The sexual subtext of the film is somewhat troubling. Snyder sees threat of rape and abuse of women as the only way to inject drama into his plot. I don’t normally side with Gail Simone and her “Women in Refrigerators” spiel, but here is a work purely predicated on the threat of sexual violence. When we delve into the brothel hallucination, the women are then regarded as sex objects and victims, but as they are forced prostitutes, this isn’t terribly out of place. What I don’t get is why this characterization extends into Baby Doll’s battle hallucinations. If we are in her mind, and this is her attempt to psychologically rise above her role as a victim, why are she and her compatriots shown as scantily clad in their finest stripper-garb (Browning in her barely-there sailor fuku gets the worst of this), with copious slo-mo upskirt shots and fetishistic camera lingering? Maybe Snyder was trying to make a point and force the audience to be complicit in the abuse of the girls by arousing us, then cutting back to their victimization, but I think that’s giving him too much credit. Rather, I think he wanted to draw in the female audience with ass-kicking heroines and the teenage boy crowd with as much titillation as he could fit into a PG-13 movie.
There’s not much to say about the cast, as there isn’t much acting going on in the film. It may seem like a running theme in my criticism to devalue the work of actresses in action films, but I don’t feel at fault. Hollywood and the filmmakers that populate it are to blame for seldom allowing leading ladies to do anything other than look sexy and strike some action poses. Emily Browning may well be a capable actress, but this movie’s not giving me a ton to go on, as all she’s tasked with is some wire-fu (if that’s even her and not a double doing the stunts) and flashing her baby blues. Otherwise, her character is an cipher, with no personality to speak of save being extremely unsure and bewildered in what are supposedly her own damn empowerment fantasies. And she’s the most fleshed-out female character in the film! The other ladies are handed swords and assault rifles (By the way, can someone explain to me how a woman in the midst of a psychotic day dream can anticipate the next half-century’s advances in firearm technology?) and told to look tough. That’s about it, though its worth noting the male portion of the cast doesn’t get much more to do, other than be lecherous and menacing, with the sole exception of Scott Glen (best remembered as Jack Crawford in Silence of the Lambs), who comes within a hair’s breadth of creating something that could reasonably be called a character.

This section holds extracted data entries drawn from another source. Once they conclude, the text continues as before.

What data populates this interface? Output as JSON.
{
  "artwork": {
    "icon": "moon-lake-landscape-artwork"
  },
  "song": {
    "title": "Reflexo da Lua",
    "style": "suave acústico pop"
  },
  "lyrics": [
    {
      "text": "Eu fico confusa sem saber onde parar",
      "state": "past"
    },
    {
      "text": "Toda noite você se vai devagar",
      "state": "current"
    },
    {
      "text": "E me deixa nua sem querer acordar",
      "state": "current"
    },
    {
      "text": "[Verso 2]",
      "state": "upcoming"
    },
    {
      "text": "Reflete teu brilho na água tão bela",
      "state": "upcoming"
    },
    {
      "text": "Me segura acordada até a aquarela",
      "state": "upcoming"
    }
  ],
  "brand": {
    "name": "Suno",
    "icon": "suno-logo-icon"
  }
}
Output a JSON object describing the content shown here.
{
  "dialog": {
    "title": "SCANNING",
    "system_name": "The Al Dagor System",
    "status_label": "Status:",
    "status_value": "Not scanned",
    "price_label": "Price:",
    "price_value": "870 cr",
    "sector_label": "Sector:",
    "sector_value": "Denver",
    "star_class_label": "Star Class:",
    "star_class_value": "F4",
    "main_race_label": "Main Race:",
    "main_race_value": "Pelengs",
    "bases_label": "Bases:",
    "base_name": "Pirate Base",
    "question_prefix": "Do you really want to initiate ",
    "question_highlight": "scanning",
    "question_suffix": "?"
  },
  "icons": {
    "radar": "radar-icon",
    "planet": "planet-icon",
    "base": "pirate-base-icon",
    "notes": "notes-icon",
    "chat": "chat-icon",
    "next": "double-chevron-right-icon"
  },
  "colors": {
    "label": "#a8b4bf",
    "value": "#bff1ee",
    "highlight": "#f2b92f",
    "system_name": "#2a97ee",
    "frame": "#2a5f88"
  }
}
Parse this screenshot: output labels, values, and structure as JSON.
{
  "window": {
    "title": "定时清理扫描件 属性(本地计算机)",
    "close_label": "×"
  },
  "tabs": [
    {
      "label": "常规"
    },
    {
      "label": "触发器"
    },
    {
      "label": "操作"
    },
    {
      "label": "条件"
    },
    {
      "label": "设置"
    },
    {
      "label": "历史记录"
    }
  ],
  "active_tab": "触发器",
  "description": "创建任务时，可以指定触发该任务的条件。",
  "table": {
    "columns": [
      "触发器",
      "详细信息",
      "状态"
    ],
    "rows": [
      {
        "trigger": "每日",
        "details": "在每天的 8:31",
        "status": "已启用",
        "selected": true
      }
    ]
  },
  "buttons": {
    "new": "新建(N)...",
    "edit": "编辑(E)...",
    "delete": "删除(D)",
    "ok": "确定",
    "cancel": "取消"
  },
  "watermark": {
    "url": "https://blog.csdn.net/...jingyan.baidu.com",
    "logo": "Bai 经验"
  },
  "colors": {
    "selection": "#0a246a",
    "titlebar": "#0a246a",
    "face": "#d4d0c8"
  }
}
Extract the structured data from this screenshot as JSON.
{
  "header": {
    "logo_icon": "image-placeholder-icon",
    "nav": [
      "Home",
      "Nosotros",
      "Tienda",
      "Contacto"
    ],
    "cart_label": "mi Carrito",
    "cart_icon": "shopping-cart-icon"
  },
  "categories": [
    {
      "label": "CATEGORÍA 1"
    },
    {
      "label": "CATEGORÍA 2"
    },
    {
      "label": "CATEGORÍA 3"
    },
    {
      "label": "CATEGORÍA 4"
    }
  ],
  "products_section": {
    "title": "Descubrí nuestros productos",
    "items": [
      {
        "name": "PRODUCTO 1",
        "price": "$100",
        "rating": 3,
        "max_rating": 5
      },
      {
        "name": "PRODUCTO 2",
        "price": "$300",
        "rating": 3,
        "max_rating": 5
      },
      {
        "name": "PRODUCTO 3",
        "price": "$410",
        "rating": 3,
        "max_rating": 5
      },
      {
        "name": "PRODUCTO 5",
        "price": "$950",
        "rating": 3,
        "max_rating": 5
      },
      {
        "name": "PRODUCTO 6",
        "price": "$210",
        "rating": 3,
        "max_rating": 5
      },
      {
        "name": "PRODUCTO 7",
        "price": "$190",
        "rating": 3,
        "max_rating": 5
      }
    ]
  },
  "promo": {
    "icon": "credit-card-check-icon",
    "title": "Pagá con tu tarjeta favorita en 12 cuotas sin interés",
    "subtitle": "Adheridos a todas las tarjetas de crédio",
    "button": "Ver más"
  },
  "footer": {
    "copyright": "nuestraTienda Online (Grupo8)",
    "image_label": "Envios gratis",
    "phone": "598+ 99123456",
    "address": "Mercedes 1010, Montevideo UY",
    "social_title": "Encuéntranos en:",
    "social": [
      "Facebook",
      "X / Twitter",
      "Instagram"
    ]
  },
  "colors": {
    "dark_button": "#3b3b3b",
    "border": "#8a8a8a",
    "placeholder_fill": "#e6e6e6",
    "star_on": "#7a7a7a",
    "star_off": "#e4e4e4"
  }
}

Sucker Punch makes one thing clear: Zach Snyder hasn’t got an original idea in his head. I have no problem with homage; some of my favorite filmmakers (Tarantino, Rodriguez) made careers out of paying tribute to the films they love, but they always put something of their own into play. Snyder hijacks elements from other works wholesale and pastes them all together in his soulless 90-minute music video. It’s like he saw Hellboy and said “Hey, that Kronen guy’s pretty neat! But you know what would be even cooler?! A whole army of steampunk, clockwork Nazis!!!”. And then he did it. He didn’t add or subtract anything from the equation, just said “More!”. Orcs that look pretty much as they did in Jackson’s Rings trilogy later appear. Throw a gaggle of hot ladies, couple of Frazetta dragons and some generic robots (sure, why the fuck not?) and as far as Snyder is concerned, you’ve got one hell of a movie. As far as I’m concerned, he’s a deluded moron, and the sum of those parts equals a loud and flashy show that reveals itself to be a sad, hollow adolescent masturbatory aid.